3.4 Site Comparisons

We can also look at how stream sampling sites are distributed relative to the components. For Example, site 12-Caya-4.7 scores high on PCA2 (indicative of high nitrogen and phosphorus loads) and is below the mid-range for PCA1, which suggests the influence of surface water (rain & runoff) contributions.

Figure 18 can be used to distinguish or group locations in terms of their water chemistry.
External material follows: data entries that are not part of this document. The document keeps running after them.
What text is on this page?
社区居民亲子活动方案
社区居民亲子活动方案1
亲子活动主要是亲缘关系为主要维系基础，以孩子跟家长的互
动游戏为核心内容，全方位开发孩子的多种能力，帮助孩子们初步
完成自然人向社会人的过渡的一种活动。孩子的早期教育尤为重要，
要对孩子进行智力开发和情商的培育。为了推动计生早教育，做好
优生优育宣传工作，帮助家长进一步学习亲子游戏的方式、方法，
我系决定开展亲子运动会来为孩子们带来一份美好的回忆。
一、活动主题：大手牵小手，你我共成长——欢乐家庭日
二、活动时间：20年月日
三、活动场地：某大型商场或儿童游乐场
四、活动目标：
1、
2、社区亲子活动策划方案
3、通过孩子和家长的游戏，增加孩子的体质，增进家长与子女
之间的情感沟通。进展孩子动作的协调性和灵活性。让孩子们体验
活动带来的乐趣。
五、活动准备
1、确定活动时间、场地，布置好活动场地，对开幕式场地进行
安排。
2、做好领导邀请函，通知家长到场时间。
#Graph of individuals. Individuals with a similar profile are grouped together.

fviz_pca_ind(components,
             col.ind = "contrib", # Color by the quality of representation
             gradient.cols = c("#00AFBB", "#E7B800", "#FC4E07"),
             title='Figure 17. Distribution of Stream Locations (Water Quality) based on PCA1 and PCA2',
             repel = TRUE     # Avoid text overlapping
)

fviz_pca_ind(components,
             col.ind = "cos2", # Color by the quality of representation
             gradient.cols = c("#00AFBB", "#E7B800", "#FC4E07"),
             title='Figure 17. Distribution of Stream Locations (Water Quality) based on PCA1 and PCA2',
             repel = TRUE     # Avoid text overlapping
)

#Biplot of individuals and variables
fviz_pca_biplot(components, repel = TRUE,
                title='Figure 18. Distribution of Stream Locations based on Water Quality: from PCA1 and PCA2',
                col.var = "#2E9FDF", # Variables color
                col.ind = "#696969"  # Individuals color
                )

## PCA Summary

From the previous analysis, it is clear that PCA can be used as an unsupervised method to quickly distinguish associations between water quality measurements that have interpretive value as well as identify patterns of association between streams based on their chemical composition. Future assessments might include qualitative measurements of stream condition along with other multivariate approaches to describe and classify these sites.